Q: What inspired you to write Enlightenment for Idiots?
A: A few years ago, I walked out of a yoga studio where I was teaching a class and passed a young woman sitting in her car in the parking lot, her yoga mat on her lap and her meditation cushion on the other seat, sobbing into her cell phone. “I wonder what her story is?” I asked myself. And in that moment, the character of Amanda—the narrator of “Enlightenment for Idiots”–was born.
I’ve always been fascinated by the intersection between the lofty ideals of ancient Eastern spiritual practices–such as yoga and meditation–and the all-too-human daily lives of their modern practitioners. In my writing I especially like to explore the lives of contemporary Western women, which are obviously dramatically different from those of the celibate male ascetic yogis who developed these systems. When the two worlds intersect, the results are often hilarious—even when they’re life-transforming.
When people ask me to summarize the novel, I say, “It’s the story of a young American wannabe yoga teacher looking for enlightenment and screwing up her life.” Just about everyone knows someone who fits that description—and often, it’s themselves!
Q: Is this story based on your own life?
Enlightenment for Idiots is fiction, not memoir, and all of the characters, including Amanda, are inventions of my imagination. But obviously, I drew on my own life experience to invent this fictional world—most specifically, on my travels through India over a decade ago to research a guidebook to ashrams, yoga centers, and pilgrimage sites called From Here to Nirvana. That was a journey that, like Amanda’s, shredded any illusions I might have clung to that yoga could protect its practitioners from their own human failings—while at the same time, paradoxically, it deepened my faith in the practice’s transformative power.
I also drew on my memories of pregnancy and early motherhood—which for me, unlike for Amanda, occurred years after my travel in India. For me, motherhood was a spiritual journey in itself, offering the deepest teachings in loss, love, sorrow, and joy that I’ve ever received.
When I first started working on the novel, Amanda was actually two women—best friends who plan to go to India together to study yoga. Before they leave, though, one of them has a fling with her yoga teacher and gets pregnant, so instead of going to India, she stays home and has a baby. I envisioned the novel as an exchange of letters, postcards, and emails between these two characters as they walk their very different paths toward spiritual awakening. But the parallel timelines quickly got too complicated, and my writing group told me they were having a hard time telling the two voices apart. A light bulb went on in my head: What if they were actually the same woman? At this point, the story really took off.

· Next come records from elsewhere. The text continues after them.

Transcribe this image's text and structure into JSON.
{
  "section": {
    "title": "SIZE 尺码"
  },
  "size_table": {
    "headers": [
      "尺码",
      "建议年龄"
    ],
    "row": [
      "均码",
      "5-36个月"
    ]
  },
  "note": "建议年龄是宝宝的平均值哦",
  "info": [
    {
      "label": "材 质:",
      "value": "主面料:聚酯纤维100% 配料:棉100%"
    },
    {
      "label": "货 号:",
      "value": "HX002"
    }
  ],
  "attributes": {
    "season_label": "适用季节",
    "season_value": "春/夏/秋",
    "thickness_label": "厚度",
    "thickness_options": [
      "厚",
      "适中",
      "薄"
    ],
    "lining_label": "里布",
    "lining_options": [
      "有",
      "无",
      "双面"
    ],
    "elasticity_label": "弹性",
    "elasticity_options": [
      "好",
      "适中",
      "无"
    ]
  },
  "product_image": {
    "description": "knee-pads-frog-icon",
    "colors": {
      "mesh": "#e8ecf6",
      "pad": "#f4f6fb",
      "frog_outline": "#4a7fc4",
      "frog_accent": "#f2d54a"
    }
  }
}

Q: What’s the wildest adventure you had on your own journey through India?
In India, every day is an adventure. A simple trip to the market or post office can blow your mind and your heart wide open. But in terms of sheer drama, I’d have to say it was the time I got caught in a blizzard while on a day hike in the Himalayas. I ended up spending the night in the cave of a sadhu—one of the wandering ascetic yogis who have been part of Indian spiritual culture for millennia. He was fairly reluctant to take me in, and only agreed to let me sleep on the cave floor once I had convinced him I was a vegetarian!
Q. Amanda’s love life is a mess. Why did you tell the story that way?
For many contemporary women, navigating the stormy seas of intimate relationship is its own kind of spiritual practice. As Amanda wryly notes, in our love relationships we can sometimes feel like one of those yogis who stand in a circle of fire in the blazing sun with giant boulders balanced on their heads. Relationships are a kind of yoga, demanding incredible commitment, balance, and strength even as they open our hearts to greater love and joy. And paradoxically, sometimes it’s when they fail that they become our greatest gurus.